BI developers, on the other hand, have been finding value with what key-value stores (like Hadoop) have to offer from both an information discovery and analysis perspective. Once again, when you remove the semantic definition – or, perspective bias – from data, analysts are able to discover and test and witness new relationships among data elements: analysts can work with the semantic definitions in very quick and iterative fashions through the use of abstracted or data virtualization layers above the data. Testing semantic definitions early on in BI projects are proving to be invaluable in attaining a more complete understanding of data quality and avoiding business rules issues that could be disruptive and cause significant impact later. Finally, the interactive process involving business users alongside analysts and modelers is proving to create more accurate and faster BI products, similar to the agile BI process.
Can’t Live Without Data Models
As we see more applications move the semantics of data into their application layer and away from physical data models, we must also recognize that those applications are the source systems for many data warehouses (DW). If the business use of operational data sits in the application itself and not the physical database, then BI analysts and integration specialists are flying blind – or worse yet, may misrepresent operational data in the DW.
When working with application and BI development teams, we have seen two approaches (or a hybrid of these two approaches) that work well. First, we argued that “an order is an order” for well-understood entities used in operational data models, basically encouraging application teams to only make parts of their data models “dynamic” where they needed them – like in sub-typing. This process would have a super-type for product, with respective sub-types, and one specialized sub-type to allow for dynamic creation of new sub-product-types that could be migrated later to a formal sub-type. This approach satisfies the need for flexibility and speed. Second, the use of metadata models encourages the desire for meta-driven applications, while providing the BI team with a “key” to unlock data semantics and receive warning beforehand of dynamic data changes.
However, mostly important is the distinction that data models exist not only for an application’s use, but rather to persist data within context for many information consumers throughout the enterprise. BI and information applications not only deliver reports and information, but also support (and should encourage) ad-hoc requests and analytics within the proper context. Data models, especially in BI, are becoming a part of the data governance umbrella that govern whether data is made available to the right people, at the right time, and used properly.
There will always be a strong need for a reference data warehouse. With good data governance, this data platform will enable business users to have self-service capabilities and prevent the misuse of information that could cripple an organization.

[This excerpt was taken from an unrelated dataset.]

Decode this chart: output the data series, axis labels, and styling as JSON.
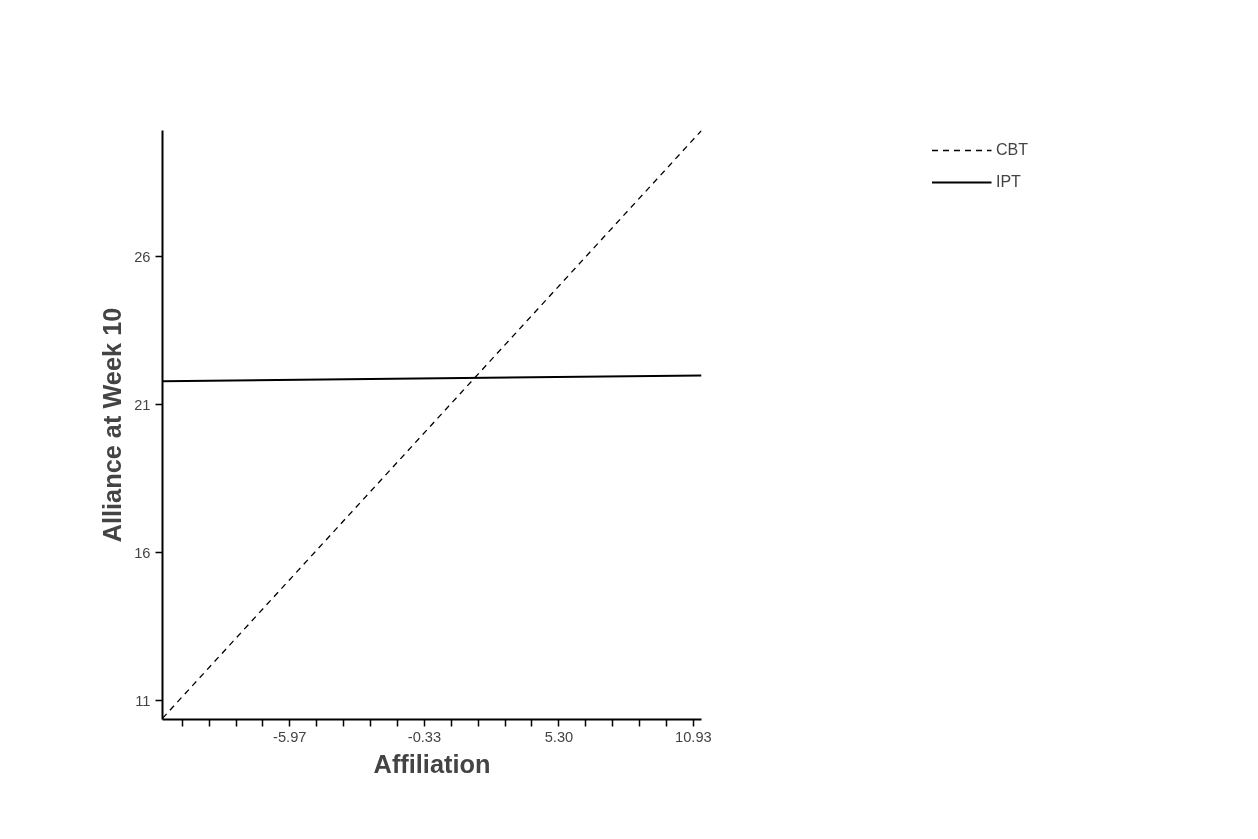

Where Data Models are Born
What is being discussed today is not really about whether the data model itself is dead, but rather how analysis is being conducted, discovery-oriented, and where the results of analysis – context – should be persisted. (Sometimes context should reside in application code that can deal with change faster, and sometimes instead in physical data models that can ensure that as many business users as possible can leverage a commonly agreed upon and proper context for decision-making in the business.)
Modern data platforms balance and integrate the use of both flexible and structured data stores through Hadoop and RDBMSs, but it’s the analytics lifecycle methodologies that will enable information discovery and the governance to decide whether to migrate and manage analytics throughout the enterprise.
Modeling is about performing thorough analysis and understanding of the business; the resulting data models should represent the data persisted by the business in databases or virtual data layers. Key-value stores may be where a discovery process – as a form of analysis – leads to the “birth of data models,” which then can be properly persisted for business information consumers to share and leverage.